Re-entering the park, one had to deal with car traffic on the road--getting stuck behind cars during a race?? That probably cost a couple of tenths of an mph off the average, but the main issue was one of safety. Note to the organizers: close the road over the damn to incoming traffic until the race is over.
The good news is that the parts of the course most like Cozumel--flat and windy--I did just fine. If the road does not tip up, I am in my element. I was able to just relax, hunker down, focus, and chip away at time and distance. Hopefully, this is a seed of confidence for a quiet mind on race day in November.
The good the bad and the ugly. The good was the relatively flat portions of the course where, notwithstanding some tired legs, I was able to get a rhythm going and set a sustainable pace that chewed up the distance and got me from aid station to aid station in good stead. I even overtook Coach Liz about a mile after T2, which surprised me to no end because she's a hard case and a great athlete. But, I took a cue from Hillary Biscay, "no walking in Ironman," (at least on the flats in my case) and every time I had a wave of discomfort, I just focused on my stride and rationalized, "the fastest way to get this overwith is to keep running." That is what one needs on Ironman day.
The bad--three very steep hills. It made no sense to run them on the day, so I power walked. It's just a tough course, so no excuses but no worries either.
The ugly--chasing butterflies. I wound up running a better pace on this course than I have in the past, due to my consistency (if not speed) running the flatter sections. Had I known that, I would have been content to keep the mind quiet in the last mile and a half and just suffer a little more discomfort and done even better.
At the time, however, I was thinking about the PRs and the time goal butterflies that had gotten away--indeed they were unrealistic given the swimming and biking conditions and might have been unrealistic even under ideal conditions. In so doing, the butterfly chasing brain began to ask, "what's the point? No need to puke if you're not going to PR." And so I began walking instead of channeling my inner-Hillary-Biscay. Coach Liz passed me back at about 3/4 of a mile to go. I should have run with her and finished a fun race with a friend, but I quickly cut her loose and hobbled until the finish line was comfortably in sight.

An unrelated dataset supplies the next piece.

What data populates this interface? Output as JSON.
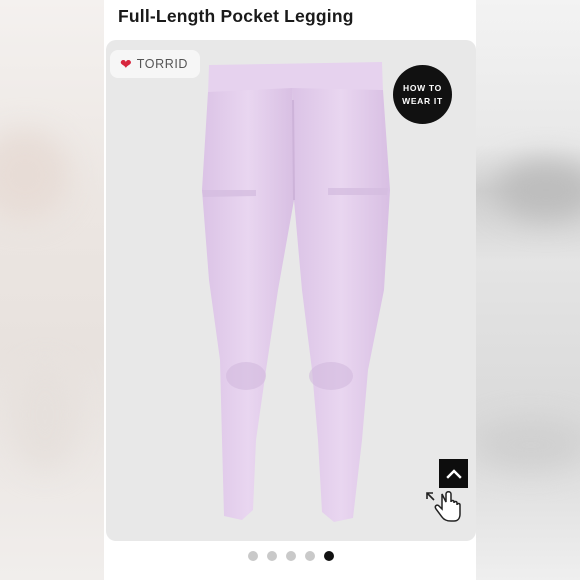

So, again, I finished Ironman 70.3 Buffalo Springs Lake. I did not get near the numbers that I had placed on myself, but in a sense, those numbers will come when I stop chasing them and just get down to the business of putting one foot in front of the other during individual moments.
Even more important than the numbers, however, was the experience and its fruits. I put some big deposits in the Ironman Bank on which I can draw in Cozumel in November, and learned a ton. Better still, the beer was great, the comeradery authentic, the after party loud and boisterous, and the hunger for more such races rekindled. The road goes on forever and the party never ends.